You would be forgiven for wondering why the CPUs that will replace the popular Ryzen 3000 chips aren’t called Ryzen 4000. For example, rather than seeing a Ryzen 9 4900X replace the Ryzen 9 3900X, AMD will instead call it a Ryzen 9 5900X.
AMD said the decision to skip over 4000 for the Zen 3 desktop chips was actually to create less confusion with its well-received Ryzen 4000 laptop chips. Because it’s not at all confusing that Ryzen 4000 laptops such as the Ryzen 9 4900HS have a ‘4000’ in the name, even though they’re actually based on the Zen 2 microarchitecture used in the desktop 3000-series of chips.
The graphic below helps explain some of the headache. AMD starts with its Zen microarchitecture as the base design of each core. It then takes those cores and designs them to fit the application–desktop or laptop.

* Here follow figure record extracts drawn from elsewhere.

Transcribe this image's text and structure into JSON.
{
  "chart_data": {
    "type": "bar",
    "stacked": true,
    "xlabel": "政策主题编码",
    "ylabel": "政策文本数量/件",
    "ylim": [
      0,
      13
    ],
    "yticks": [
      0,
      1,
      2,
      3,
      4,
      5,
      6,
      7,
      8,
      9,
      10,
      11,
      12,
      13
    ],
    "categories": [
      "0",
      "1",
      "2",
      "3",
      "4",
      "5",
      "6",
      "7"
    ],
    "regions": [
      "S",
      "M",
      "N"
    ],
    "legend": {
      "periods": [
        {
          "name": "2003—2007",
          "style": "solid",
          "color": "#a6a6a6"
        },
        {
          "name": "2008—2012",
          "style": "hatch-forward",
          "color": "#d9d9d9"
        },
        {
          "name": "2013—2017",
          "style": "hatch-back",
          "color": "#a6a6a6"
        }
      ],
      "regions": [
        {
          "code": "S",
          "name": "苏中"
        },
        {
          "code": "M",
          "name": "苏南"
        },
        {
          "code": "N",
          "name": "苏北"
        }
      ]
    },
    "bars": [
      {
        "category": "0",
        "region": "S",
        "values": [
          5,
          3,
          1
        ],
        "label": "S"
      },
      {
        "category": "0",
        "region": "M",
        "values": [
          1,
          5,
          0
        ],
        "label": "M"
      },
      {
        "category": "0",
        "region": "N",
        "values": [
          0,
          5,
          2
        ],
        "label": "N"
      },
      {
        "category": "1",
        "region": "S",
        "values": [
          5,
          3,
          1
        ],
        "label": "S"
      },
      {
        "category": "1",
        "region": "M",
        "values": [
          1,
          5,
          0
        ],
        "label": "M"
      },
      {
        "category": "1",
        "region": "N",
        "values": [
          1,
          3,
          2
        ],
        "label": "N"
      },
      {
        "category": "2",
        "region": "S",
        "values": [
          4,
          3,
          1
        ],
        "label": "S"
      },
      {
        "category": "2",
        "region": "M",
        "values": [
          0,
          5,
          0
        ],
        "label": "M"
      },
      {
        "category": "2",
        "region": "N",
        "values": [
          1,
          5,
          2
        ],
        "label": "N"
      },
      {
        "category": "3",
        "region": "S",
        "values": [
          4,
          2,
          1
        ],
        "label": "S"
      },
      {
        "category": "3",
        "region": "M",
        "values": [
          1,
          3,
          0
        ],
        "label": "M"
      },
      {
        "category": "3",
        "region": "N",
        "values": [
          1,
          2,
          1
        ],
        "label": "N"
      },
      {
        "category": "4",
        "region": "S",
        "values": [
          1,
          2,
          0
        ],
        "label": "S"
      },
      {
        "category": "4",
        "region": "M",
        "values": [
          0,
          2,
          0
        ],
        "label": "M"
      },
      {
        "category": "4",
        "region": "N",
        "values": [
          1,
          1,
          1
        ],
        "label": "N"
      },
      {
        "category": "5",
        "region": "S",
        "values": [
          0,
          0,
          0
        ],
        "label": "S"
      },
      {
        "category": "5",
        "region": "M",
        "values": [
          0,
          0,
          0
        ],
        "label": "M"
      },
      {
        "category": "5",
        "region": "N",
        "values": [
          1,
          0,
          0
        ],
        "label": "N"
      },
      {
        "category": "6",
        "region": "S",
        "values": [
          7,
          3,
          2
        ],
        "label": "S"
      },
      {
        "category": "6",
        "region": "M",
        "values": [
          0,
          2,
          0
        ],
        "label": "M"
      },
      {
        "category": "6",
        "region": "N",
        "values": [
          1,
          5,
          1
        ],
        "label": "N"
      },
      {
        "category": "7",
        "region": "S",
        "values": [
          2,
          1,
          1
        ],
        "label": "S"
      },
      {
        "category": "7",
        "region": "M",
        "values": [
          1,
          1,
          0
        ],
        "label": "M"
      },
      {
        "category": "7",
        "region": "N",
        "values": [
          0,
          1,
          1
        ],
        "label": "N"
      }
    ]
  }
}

If you look at the chart, you’ll see how far back this confusion goes. Although the desktop Ryzen 7 1800X was a 1000-series chip, the laptop version, which uses the same process and Zen architecture, was designated as a 2000-series CPU. AMD justified this change with the additional graphics cores that went into the laptop version.
Intel is no better at this. The company has skipped entire CPU generations for some classes of laptop CPUs—there was no 9th-generation low power ‘U’ class CPU, for example. It also famously introduced two completely different CPU families under the 10th-gen name—with one featuring five-digit numbers in its name, and the other featuring four.
Will there be a Ryzen 6000?
This obviously begs the question of just what the upcoming laptop CPU based on the new Zen 3 cores will be called. The codename has been rumored to be Cezanne, with many expecting it to be called the Ryzen 5000. Of course, that was before AMD unveiled the Ryzen 5000 on October 8.
Crazy dreamers may think there’s a chance AMD will decide to unify around a single series for laptop and desktop. If the previous pattern holds true, however, it’s entirely possible the next laptop series will be Ryzen 6000 instead.